CORBELS, FROM THE CHAPTER
COURT GATEWAY, REIMS.

The stock of wine at Reims at the period of Mary’s first visit must have been very low, owing to the continued requisitions of it for armies in the field, for ‘German reiters at Attigny,’ and ‘Italian lansquenets at Voulzy;’ and no doubt its production subsequently decreased to some extent from the orders issued to the surrounding villagers to destroy all their ladders and vats lest they should fall into the hands of the enemy, at the epoch of the threatened approach of the German Emperor in 1552.

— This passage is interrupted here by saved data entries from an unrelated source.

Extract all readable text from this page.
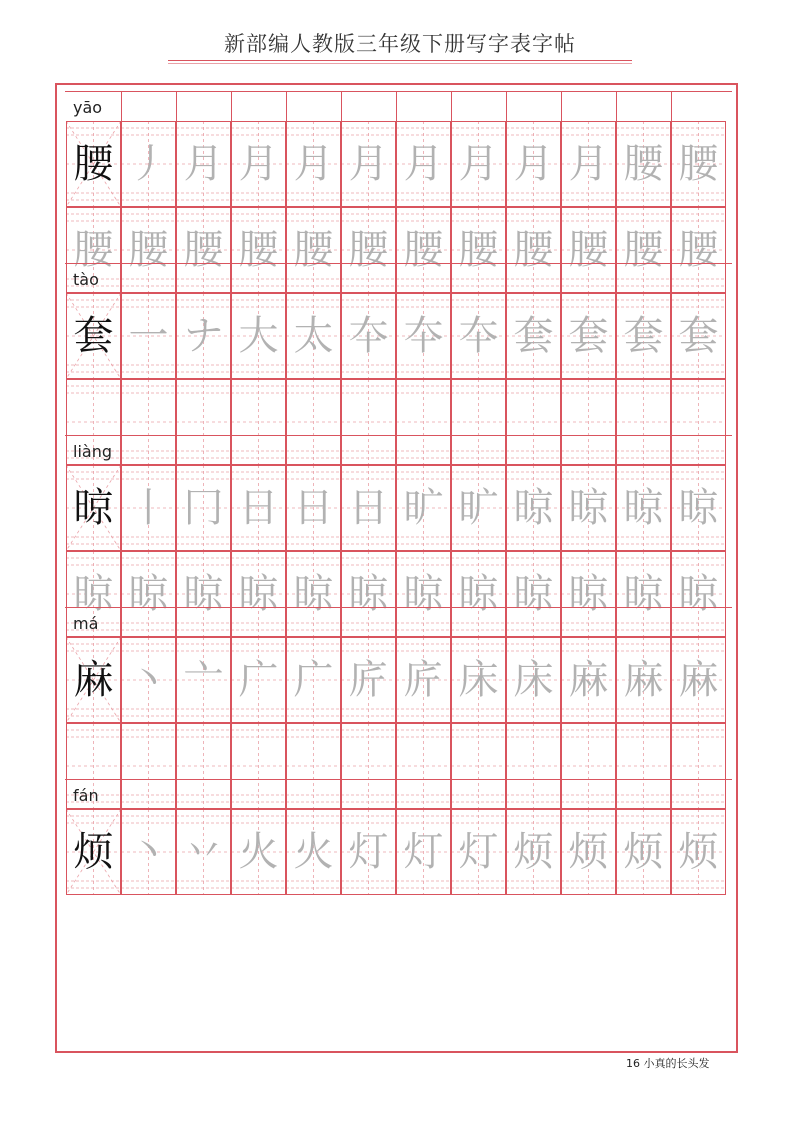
新部编人教版三年级下册写字表字帖
yāo
腰 丿 月 月 月 月 月 月 月 月 腰 腰
腰 腰 腰 腰 腰 腰 腰 腰 腰 腰 腰 腰
tào
套 一 ナ 大 太 夲 夲 夲 套 套 套 套
liàng
晾 丨 冂 日 日 日 旷 旷 晾 晾 晾 晾
晾 晾 晾 晾 晾 晾 晾 晾 晾 晾 晾 晾
má
麻 丶 亠 广 广 庍 庍 床 床 麻 麻 麻
fán
烦 丶 丷 火 火 灯 灯 灯 烦 烦 烦 烦
16 小真的长头发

At the coronation of Francis II. in 1559, and at that of Charles IX. (the future instigator of the massacre of St. Bartholomew) two years later, the citizens of Reims presented the newly-crowned monarchs with the customary gifts of Burgundy and Champagne wines.[55] In the latter instance, however, the gift met with an unexpected return, inasmuch as the king, after the fashion of Domitian, issued an edict in 1566, ordering that vines should only occupy one-third of the area of a canton, and that the remaining two-thirds should be arable and pasture land. When the forehead of Henry III., the last of the treacherous race of Valois, was touched with the holy oil by the Cardinal de Guise, the wine of Reims for the first time was alone used to furnish forth the attendant banquet, and the appreciative king modified his brother’s edict to a simple recommendation to the governors of provinces to see that the planting of vines did not lead to a neglect of other labours. During this reign the wine of Ay reached the acme of renown, and came to be described as ‘the ordinary drink of kings and princes.’[56]

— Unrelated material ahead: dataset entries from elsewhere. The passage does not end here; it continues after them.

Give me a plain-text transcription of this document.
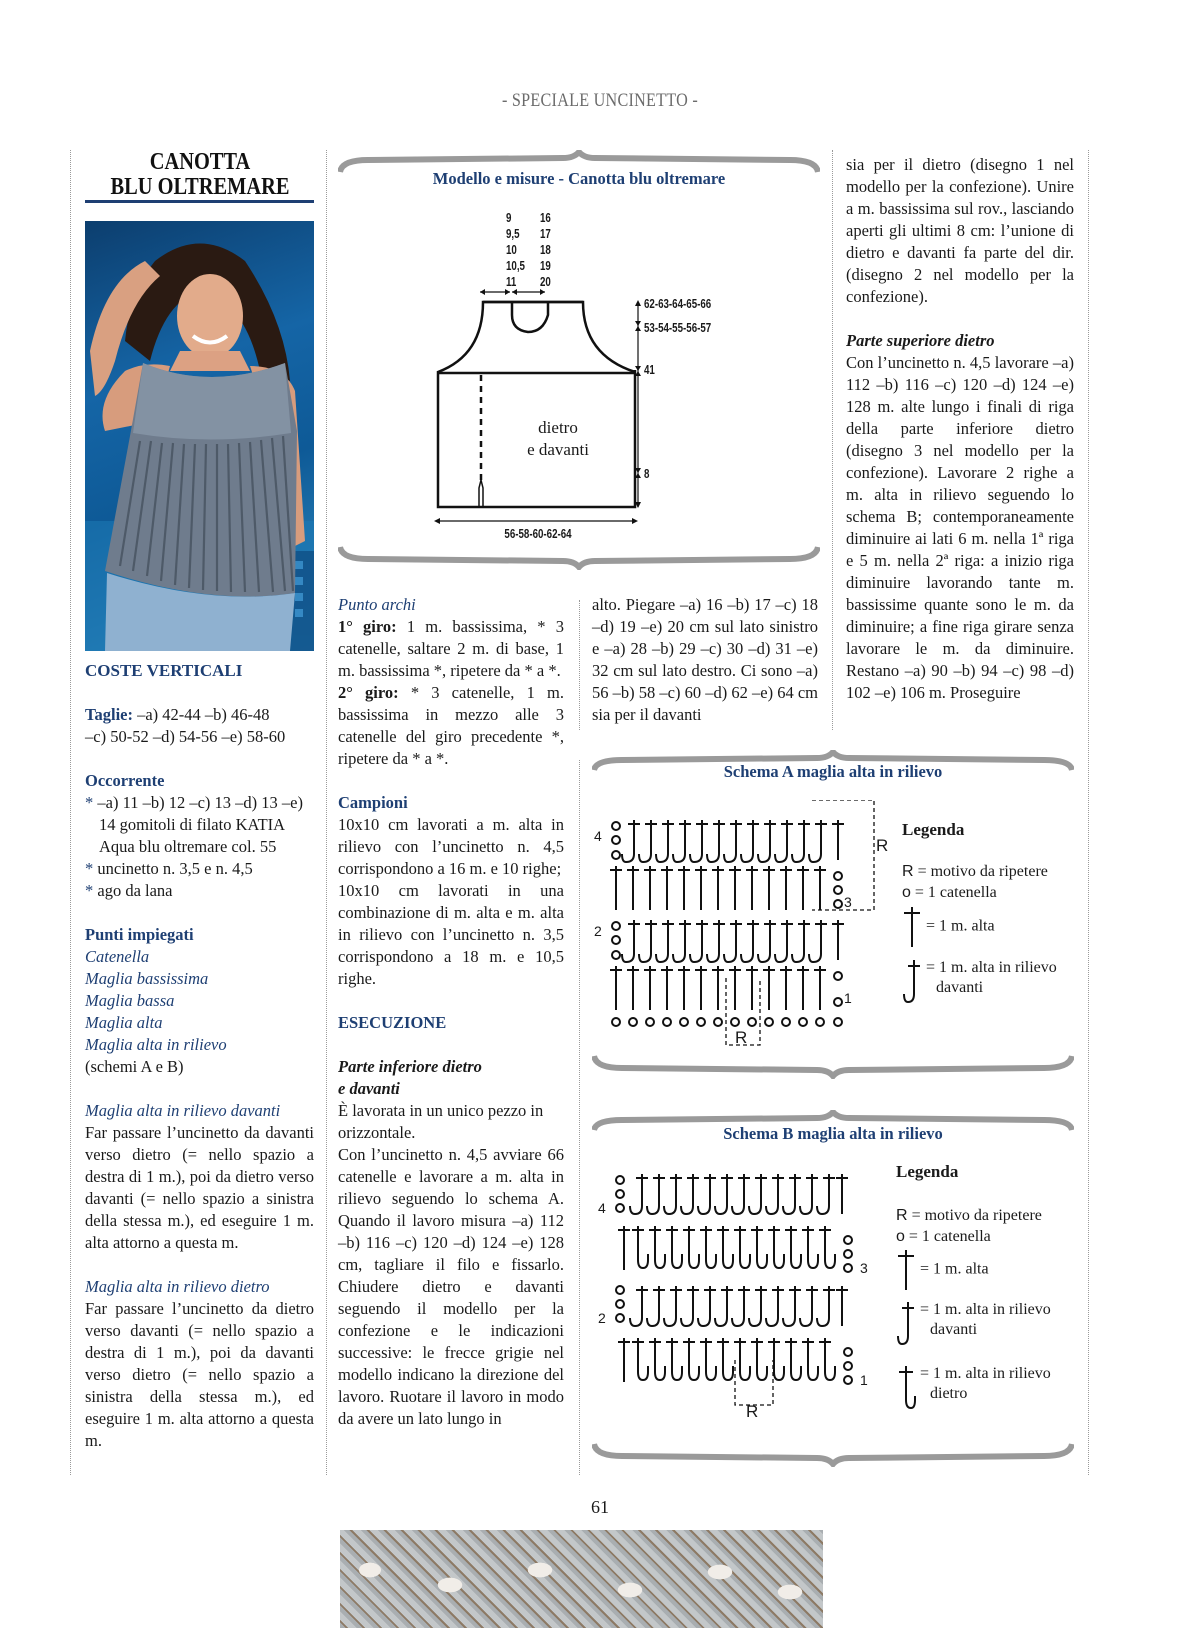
- SPECIALE UNCINETTO -
CANOTTA
BLU OLTREMARE
COSTE VERTICALI
Taglie: –a) 42-44 –b) 46-48
–c) 50-52 –d) 54-56 –e) 58-60
Occorrente
* –a) 11 –b) 12 –c) 13 –d) 13 –e) 14 gomitoli di filato KATIA Aqua blu oltremare col. 55
* uncinetto n. 3,5 e n. 4,5
* ago da lana
Punti impiegati
Catenella
Maglia bassissima
Maglia bassa
Maglia alta
Maglia alta in rilievo
(schemi A e B)
Maglia alta in rilievo davanti
Far passare l’uncinetto da davanti verso dietro (= nello spazio a destra di 1 m.), poi da dietro verso davanti (= nello spazio a sinistra della stessa m.), ed eseguire 1 m. alta attorno a questa m.
Maglia alta in rilievo dietro
Far passare l’uncinetto da dietro verso davanti (= nello spazio a destra di 1 m.), poi da davanti verso dietro (= nello spazio a sinistra della stessa m.), ed eseguire 1 m. alta attorno a questa m.
Modello e misure - Canotta blu oltremare
9
9,5
10
10,5
11
16
17
18
19
20
62-63-64-65-66
53-54-55-56-57
41
8
56-58-60-62-64
dietro
e davanti
Punto archi
1° giro: 1 m. bassissima, * 3 catenelle, saltare 2 m. di base, 1 m. bassissima *, ripetere da * a *.
2° giro: * 3 catenelle, 1 m. bassissima in mezzo alle 3 catenelle del giro precedente *, ripetere da * a *.
Campioni
10x10 cm lavorati a m. alta in rilievo con l’uncinetto n. 4,5 corrispondono a 16 m. e 10 righe;
10x10 cm lavorati in una combinazione di m. alta e m. alta in rilievo con l’uncinetto n. 3,5 corrispondono a 18 m. e 10,5 righe.
ESECUZIONE
Parte inferiore dietro
e davanti
È lavorata in un unico pezzo in orizzontale.
Con l’uncinetto n. 4,5 avviare 66 catenelle e lavorare a m. alta in rilievo seguendo lo schema A. Quando il lavoro misura –a) 112 –b) 116 –c) 120 –d) 124 –e) 128 cm, tagliare il filo e fissarlo. Chiudere dietro e davanti seguendo il modello per la confezione e le indicazioni successive: le frecce grigie nel modello indicano la direzione del lavoro. Ruotare il lavoro in modo da avere un lato lungo in
alto. Piegare –a) 16 –b) 17 –c) 18 –d) 19 –e) 20 cm sul lato sinistro e –a) 28 –b) 29 –c) 30 –d) 31 –e) 32 cm sul lato destro. Ci sono –a) 56 –b) 58 –c) 60 –d) 62 –e) 64 cm sia per il davanti
sia per il dietro (disegno 1 nel modello per la confezione). Unire a m. bassissima sul rov., lasciando aperti gli ultimi 8 cm: l’unione di dietro e davanti fa parte del dir. (disegno 2 nel modello per la confezione).
Parte superiore dietro
Con l’uncinetto n. 4,5 lavorare –a) 112 –b) 116 –c) 120 –d) 124 –e) 128 m. alte lungo i finali di riga della parte inferiore dietro (disegno 3 nel modello per la confezione). Lavorare 2 righe a m. alta in rilievo seguendo lo schema B; contemporaneamente diminuire ai lati 6 m. nella 1ª riga e 5 m. nella 2ª riga: a inizio riga diminuire lavorando tante m. bassissime quante sono le m. da diminuire; a fine riga girare senza lavorare le m. da diminuire. Restano –a) 90 –b) 94 –c) 98 –d) 102 –e) 106 m. Proseguire
Schema A maglia alta in rilievo
4
3
2
1
R
R
Legenda
R = motivo da ripetere
o = 1 catenella
= 1 m. alta
= 1 m. alta in rilievo
davanti
Schema B maglia alta in rilievo
4
3
2
1
R
Legenda
R = motivo da ripetere
o = 1 catenella
= 1 m. alta
= 1 m. alta in rilievo
davanti
= 1 m. alta in rilievo
dietro
61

VIGNERON OF THE SIXTEENTH CENTURY
(Facsimile of a woodcut of the period).

In the troubles which followed the death of Henry III., when the east of France was laid desolate in turn by Huguenots and Leaguers, Germans and Spaniards; when Reims became a chief stronghold of the Catholics, who formed a kind of Republic there, and the remaining towns and villages of the district changed masters almost daily, the foragers of the party of Henry of Navarre and that of the League caused great tribulation amongst the vine-dressers and husbandmen of the Montagne and of the Marne. In 1589 very little wine could be vintaged around Reims ‘through the affluence of enemies,’ dolefully remarks a local analist.[57] After the battle of Ivry, Reims submitted to the king, but many of the surrounding districts, Epernay among the number, still sided with his opponents. Epernay fell, however, in 1592, after a cruel siege; and in the autumn of the same year the leaders of the respective parties met at the church of St. Tresain, at Avenay, and agreed to a truce during the ensuing harvest, in order that the crops of corn and wine might be gathered in—a truce known as the Trève des Moissons. The yield turned out to be of very good quality, the new wine fetching from 40 to 70 livres the queue.[58]

The system of cultivation prevailing in the French vineyards at this epoch must have been peculiar, since the staple agricultural authority of the day states that, to have an abundant crop and good wine, all that was necessary was for the vine-dresser to wear a garland of ivy, and for crushed acorns and ground vetches to be put in the hole at the time of planting the vine-shoots; that, moreover, grapes without stones could be obtained by taking out the pith of the young plant, and wrapping the end in wet paper, or sticking it in an onion when planting; that to get grapes in spring a vine-shoot should be grafted on a cherry-tree; and that wine could be made purgative by watering the roots of the vine with a laxative, or inserting some in a cleft branch.[59]